Son las once y veintitrés. Despega un avión. Ojalá mi cuerpo volara entre las nubes para que la herida no escociese tanto y dejarla frotar con el aire que deja a su paso. Desde ahí arriba vería los lugares en los que fuimos felices, vería el tejado de tu casa, vería también a quienes me dicen que me olvide de ti, a quienes dan un consejo por no abrir más el grifo de mi llanto, pero a veces hay goteras y sólo están ellos para secar las huellas del pasado.

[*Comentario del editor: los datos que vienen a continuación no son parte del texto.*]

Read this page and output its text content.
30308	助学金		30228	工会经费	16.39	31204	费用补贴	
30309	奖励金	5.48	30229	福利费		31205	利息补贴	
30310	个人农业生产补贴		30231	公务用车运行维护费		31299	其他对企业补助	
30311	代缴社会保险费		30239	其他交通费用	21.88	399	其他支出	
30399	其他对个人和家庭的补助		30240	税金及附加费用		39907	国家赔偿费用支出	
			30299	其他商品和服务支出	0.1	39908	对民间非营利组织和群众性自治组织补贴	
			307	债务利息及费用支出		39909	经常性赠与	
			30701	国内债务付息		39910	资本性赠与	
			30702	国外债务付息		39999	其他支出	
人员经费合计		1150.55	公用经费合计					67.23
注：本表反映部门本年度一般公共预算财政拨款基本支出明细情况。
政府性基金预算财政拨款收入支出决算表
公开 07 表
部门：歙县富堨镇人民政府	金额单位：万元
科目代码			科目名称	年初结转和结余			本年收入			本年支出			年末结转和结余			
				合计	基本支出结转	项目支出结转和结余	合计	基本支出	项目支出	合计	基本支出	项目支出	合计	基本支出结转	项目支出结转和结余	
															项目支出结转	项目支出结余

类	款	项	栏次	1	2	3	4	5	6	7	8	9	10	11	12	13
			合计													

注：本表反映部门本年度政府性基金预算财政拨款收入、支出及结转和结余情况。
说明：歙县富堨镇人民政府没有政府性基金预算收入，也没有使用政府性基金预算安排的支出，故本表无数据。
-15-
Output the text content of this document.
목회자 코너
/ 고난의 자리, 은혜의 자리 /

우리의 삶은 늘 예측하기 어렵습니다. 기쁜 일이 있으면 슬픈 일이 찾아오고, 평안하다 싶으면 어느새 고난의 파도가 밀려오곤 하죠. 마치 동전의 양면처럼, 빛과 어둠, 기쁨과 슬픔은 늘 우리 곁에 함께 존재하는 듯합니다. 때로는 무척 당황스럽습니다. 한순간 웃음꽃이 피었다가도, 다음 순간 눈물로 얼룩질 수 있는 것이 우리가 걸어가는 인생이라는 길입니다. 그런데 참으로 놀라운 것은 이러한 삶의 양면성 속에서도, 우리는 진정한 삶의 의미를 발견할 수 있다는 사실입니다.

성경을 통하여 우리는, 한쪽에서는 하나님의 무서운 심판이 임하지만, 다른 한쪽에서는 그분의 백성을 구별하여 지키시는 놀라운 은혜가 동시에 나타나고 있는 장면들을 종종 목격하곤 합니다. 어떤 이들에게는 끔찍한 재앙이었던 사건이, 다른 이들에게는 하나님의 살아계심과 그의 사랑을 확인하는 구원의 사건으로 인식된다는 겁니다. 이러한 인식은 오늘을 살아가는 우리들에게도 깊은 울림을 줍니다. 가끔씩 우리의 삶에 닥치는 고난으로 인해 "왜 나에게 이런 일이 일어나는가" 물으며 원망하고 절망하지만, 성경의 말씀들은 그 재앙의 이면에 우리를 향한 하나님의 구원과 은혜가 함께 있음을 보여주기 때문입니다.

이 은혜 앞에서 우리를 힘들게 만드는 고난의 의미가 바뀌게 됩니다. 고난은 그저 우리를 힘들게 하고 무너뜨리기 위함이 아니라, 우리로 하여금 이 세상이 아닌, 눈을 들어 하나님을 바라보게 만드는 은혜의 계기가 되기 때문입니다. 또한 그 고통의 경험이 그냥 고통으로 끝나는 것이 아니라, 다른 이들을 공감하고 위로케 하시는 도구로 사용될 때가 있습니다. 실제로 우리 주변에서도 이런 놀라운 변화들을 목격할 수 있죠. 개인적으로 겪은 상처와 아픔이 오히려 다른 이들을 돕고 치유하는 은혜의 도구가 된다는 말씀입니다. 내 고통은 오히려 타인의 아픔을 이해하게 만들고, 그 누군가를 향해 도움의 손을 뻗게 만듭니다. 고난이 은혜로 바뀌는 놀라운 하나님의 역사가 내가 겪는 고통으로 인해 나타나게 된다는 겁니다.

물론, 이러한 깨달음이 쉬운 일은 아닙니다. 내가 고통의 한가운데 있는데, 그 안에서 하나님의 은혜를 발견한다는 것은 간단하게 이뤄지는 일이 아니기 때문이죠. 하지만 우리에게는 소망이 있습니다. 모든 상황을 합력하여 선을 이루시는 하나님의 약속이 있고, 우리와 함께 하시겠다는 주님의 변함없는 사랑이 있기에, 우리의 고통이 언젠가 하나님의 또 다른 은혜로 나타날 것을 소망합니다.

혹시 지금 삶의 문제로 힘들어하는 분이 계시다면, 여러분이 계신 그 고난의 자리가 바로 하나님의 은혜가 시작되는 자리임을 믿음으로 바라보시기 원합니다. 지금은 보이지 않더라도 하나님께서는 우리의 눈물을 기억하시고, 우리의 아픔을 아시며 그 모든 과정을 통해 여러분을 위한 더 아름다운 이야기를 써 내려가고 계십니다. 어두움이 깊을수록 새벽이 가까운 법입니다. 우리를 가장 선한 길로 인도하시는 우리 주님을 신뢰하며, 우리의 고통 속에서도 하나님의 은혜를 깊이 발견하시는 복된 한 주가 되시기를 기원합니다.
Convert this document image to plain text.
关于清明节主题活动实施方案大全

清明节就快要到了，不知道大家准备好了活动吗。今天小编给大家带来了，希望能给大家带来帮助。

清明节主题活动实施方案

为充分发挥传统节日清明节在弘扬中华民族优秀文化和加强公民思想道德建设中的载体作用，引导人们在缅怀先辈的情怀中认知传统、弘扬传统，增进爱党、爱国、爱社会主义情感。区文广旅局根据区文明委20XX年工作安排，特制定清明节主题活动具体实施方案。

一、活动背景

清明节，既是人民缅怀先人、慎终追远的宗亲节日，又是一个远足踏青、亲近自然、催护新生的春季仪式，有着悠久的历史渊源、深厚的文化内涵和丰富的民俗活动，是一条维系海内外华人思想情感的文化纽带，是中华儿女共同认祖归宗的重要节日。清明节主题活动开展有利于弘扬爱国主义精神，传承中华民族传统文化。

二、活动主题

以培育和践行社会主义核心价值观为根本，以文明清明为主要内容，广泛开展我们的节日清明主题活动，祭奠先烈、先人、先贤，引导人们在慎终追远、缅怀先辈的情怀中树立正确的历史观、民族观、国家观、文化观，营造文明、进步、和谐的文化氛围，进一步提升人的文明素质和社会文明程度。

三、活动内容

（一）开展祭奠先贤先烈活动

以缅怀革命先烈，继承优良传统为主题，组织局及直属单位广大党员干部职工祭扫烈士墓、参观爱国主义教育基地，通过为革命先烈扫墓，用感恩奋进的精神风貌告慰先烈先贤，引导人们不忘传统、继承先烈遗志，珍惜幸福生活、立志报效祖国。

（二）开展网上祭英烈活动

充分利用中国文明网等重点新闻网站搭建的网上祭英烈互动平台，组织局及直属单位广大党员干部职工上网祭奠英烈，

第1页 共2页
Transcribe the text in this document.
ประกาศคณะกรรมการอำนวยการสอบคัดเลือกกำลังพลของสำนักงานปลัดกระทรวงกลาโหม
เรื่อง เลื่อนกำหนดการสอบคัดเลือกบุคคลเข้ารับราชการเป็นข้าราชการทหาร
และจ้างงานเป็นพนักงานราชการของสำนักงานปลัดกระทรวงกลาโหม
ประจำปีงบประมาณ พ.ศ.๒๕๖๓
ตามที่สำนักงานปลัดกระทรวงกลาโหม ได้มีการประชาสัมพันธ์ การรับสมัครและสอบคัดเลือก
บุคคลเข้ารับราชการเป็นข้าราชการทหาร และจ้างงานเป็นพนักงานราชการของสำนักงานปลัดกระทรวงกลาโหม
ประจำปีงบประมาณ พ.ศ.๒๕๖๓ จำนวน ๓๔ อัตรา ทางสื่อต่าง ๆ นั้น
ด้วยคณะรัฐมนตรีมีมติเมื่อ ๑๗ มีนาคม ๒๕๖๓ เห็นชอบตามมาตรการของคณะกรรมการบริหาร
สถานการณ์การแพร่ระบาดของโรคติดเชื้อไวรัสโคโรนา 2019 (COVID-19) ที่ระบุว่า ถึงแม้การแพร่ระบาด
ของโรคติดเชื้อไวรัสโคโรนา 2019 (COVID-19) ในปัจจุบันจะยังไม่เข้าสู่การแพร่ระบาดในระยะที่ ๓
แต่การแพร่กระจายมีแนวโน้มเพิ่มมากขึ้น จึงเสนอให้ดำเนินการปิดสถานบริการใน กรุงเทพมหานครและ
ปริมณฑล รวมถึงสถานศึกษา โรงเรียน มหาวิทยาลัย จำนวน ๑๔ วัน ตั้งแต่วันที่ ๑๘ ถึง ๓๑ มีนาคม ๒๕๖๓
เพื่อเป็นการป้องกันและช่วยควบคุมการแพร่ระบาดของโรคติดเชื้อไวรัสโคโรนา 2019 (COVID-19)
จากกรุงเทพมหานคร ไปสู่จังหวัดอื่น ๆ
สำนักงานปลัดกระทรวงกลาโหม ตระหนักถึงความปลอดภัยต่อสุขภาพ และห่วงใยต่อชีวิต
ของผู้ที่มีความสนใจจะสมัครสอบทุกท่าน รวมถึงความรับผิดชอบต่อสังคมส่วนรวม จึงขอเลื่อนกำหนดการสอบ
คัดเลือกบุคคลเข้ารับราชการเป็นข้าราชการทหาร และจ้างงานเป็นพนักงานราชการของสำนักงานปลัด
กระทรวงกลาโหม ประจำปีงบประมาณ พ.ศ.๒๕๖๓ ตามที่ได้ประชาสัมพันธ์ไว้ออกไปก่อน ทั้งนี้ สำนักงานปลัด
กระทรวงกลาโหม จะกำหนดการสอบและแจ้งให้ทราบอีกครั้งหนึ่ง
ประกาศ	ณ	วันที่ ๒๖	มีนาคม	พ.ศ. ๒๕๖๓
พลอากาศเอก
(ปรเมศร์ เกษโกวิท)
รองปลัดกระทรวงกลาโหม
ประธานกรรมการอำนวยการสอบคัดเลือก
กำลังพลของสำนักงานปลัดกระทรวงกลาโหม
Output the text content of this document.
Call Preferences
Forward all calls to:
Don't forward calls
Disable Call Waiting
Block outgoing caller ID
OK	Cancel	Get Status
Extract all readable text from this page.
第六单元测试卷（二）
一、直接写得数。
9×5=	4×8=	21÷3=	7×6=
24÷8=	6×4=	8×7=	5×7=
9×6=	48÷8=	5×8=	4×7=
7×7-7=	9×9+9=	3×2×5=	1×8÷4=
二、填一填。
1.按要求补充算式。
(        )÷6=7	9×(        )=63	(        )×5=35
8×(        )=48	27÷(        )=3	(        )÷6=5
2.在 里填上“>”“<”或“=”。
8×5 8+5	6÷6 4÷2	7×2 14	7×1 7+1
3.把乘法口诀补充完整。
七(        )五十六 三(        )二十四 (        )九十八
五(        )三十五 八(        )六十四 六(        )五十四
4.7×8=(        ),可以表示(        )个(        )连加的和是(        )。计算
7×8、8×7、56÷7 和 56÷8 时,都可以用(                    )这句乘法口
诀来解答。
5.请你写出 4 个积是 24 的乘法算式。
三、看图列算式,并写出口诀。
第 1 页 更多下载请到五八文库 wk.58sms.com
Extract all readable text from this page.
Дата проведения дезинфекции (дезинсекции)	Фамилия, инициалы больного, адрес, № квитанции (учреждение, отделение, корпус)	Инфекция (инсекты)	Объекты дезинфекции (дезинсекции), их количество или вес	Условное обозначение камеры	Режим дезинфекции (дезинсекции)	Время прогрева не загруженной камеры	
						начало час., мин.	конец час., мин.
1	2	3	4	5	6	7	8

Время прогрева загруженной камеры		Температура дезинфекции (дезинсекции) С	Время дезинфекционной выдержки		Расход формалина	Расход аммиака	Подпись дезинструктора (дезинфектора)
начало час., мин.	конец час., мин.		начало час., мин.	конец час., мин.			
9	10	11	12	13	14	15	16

Tanto avance matemático y a mi no me salen las cuentas, el número 1 supera al 10, una sola persona vence a decenas y juega con mi equilibrio de manera asombrosa, y es que el corazón, ya se sabe, es de letras y no de números... jamás me advirtieron de todo esto. Tampoco me advirtieron que volar muy alto era peligroso y yo viví encima de las nubes pensando que existía la felicidad, pero la felicidad no me entendió a mi y empezó a llamar a otras puertas, a otros lares... me abandonó y fue cuando su amiga mentira vino a confiarme sus secretos, una vez más me abandonó alguien y no algo, me quedé sola en este oscuro cielo gris, sin aviones, sin nubes, con el silencio de tu voz resonando fuerte en mis oídos...
"Sigo recordando el roce de tus labios, sigo recordando el roce de tu piel en mi... sigo recordando el roce de tus manos, cada instante se parece a ti. Todo se parece a ti... " Diego Martín - Todo se parece a ti.